If you really want to have a proper 'modular' angular project, you can always separate it into different apps altogether (ie. different functions/pages can be different apps). Your way of doing it (using resolve) isn't what resolve is made for (data loading before templating). I tried exactly this, but I found that there was a problem with dependencies in the end which put a wrench in my plans.
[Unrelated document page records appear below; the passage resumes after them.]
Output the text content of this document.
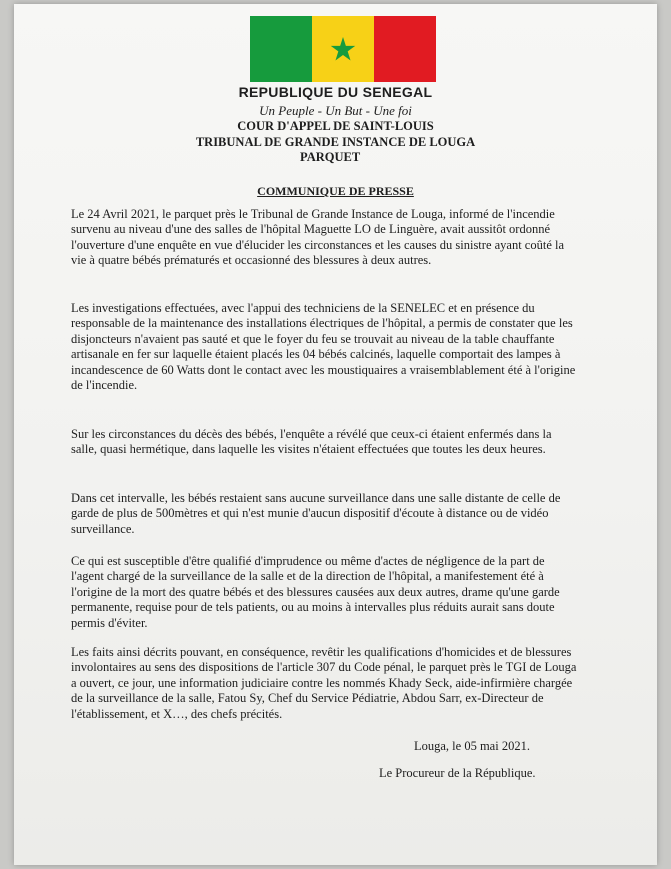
REPUBLIQUE DU SENEGAL
Un Peuple - Un But - Une foi
COUR D'APPEL DE SAINT-LOUIS
TRIBUNAL DE GRANDE INSTANCE DE LOUGA
PARQUET
COMMUNIQUE DE PRESSE

Le 24 Avril 2021, le parquet près le Tribunal de Grande Instance de Louga, informé de l'incendie survenu au niveau d'une des salles de l'hôpital Maguette LO de Linguère, avait aussitôt ordonné l'ouverture d'une enquête en vue d'élucider les circonstances et les causes du sinistre ayant coûté la vie à quatre bébés prématurés et occasionné des blessures à deux autres.

Les investigations effectuées, avec l'appui des techniciens de la SENELEC et en présence du responsable de la maintenance des installations électriques de l'hôpital, a permis de constater que les disjoncteurs n'avaient pas sauté et que le foyer du feu se trouvait au niveau de la table chauffante artisanale en fer sur laquelle étaient placés les 04 bébés calcinés, laquelle comportait des lampes à incandescence de 60 Watts dont le contact avec les moustiquaires a vraisemblablement été à l'origine de l'incendie.

Sur les circonstances du décès des bébés, l'enquête a révélé que ceux-ci étaient enfermés dans la salle, quasi hermétique, dans laquelle les visites n'étaient effectuées que toutes les deux heures.

Dans cet intervalle, les bébés restaient sans aucune surveillance dans une salle distante de celle de garde de plus de 500mètres et qui n'est munie d'aucun dispositif d'écoute à distance ou de vidéo surveillance.

Ce qui est susceptible d'être qualifié d'imprudence ou même d'actes de négligence de la part de l'agent chargé de la surveillance de la salle et de la direction de l'hôpital, a manifestement été à l'origine de la mort des quatre bébés et des blessures causées aux deux autres, drame qu'une garde permanente, requise pour de tels patients, ou au moins à intervalles plus réduits aurait sans doute permis d'éviter.

Les faits ainsi décrits pouvant, en conséquence, revêtir les qualifications d'homicides et de blessures involontaires au sens des dispositions de l'article 307 du Code pénal, le parquet près le TGI de Louga a ouvert, ce jour, une information judiciaire contre les nommés Khady Seck, aide-infirmière chargée de la surveillance de la salle, Fatou Sy, Chef du Service Pédiatrie, Abdou Sarr, ex-Directeur de l'établissement, et X…, des chefs précités.

Louga, le 05 mai 2021.
Le Procureur de la République.
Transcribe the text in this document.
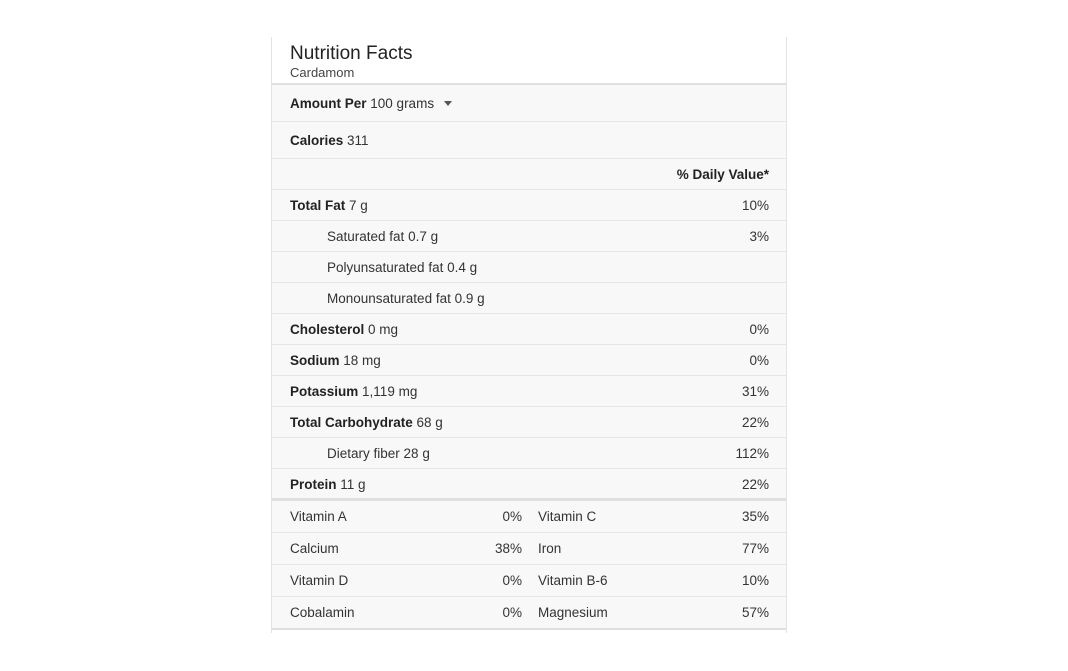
Nutrition Facts
Cardamom
Amount Per 100 grams
Calories 311
% Daily Value*
Total Fat 7 g	10%
Saturated fat 0.7 g	3%
Polyunsaturated fat 0.4 g
Monounsaturated fat 0.9 g
Cholesterol 0 mg	0%
Sodium 18 mg	0%
Potassium 1,119 mg	31%
Total Carbohydrate 68 g	22%
Dietary fiber 28 g	112%
Protein 11 g	22%
Vitamin A	0% Vitamin C	35%
Calcium	38% Iron	77%
Vitamin D	0% Vitamin B-6	10%
Cobalamin	0% Magnesium	57%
TLDR; over optimizing too soon. Try to get it working first with Angular without RequireJS. You can add AMD later if needed.

Upvotes: 3

Hardik Thakkar
Hardik Thakkar

Reputation: 394

For navigation purpose, I use this in all of my projects : https://github.com/ajoslin/angular-mobile-nav It also has navigation effects e.g. slide and modal presentation of pages. It also manages history on its own.

Upvotes: 1

Dinesh ML
Dinesh ML

Reputation: 931

You can model angular-app-mster projects (https://github.com/angular-app/angular-app ) to your projects. It will help you to your projects as a good project structure and coding standards.

Upvotes: 0

starchild
starchild

Reputation: 496

For a library of general directives, I prefer to house them in a separate project directory. Each directive lives in its own .js file (and .html template if applicable), and I use grunt to merge the source files into one. This takes some of the pain out of maintaining the directive library, while also making it easy to include the library in the main project.

If you go with this approach, I recommend using grunt-angular-templates, a grunt plugin for "automatically minifying, combining, and automatically caching your HTML templates with $templateCache", so that the html templates can be merged into one .js file, which can be concatenated with all of the other .js files using grunt-contrib-concat.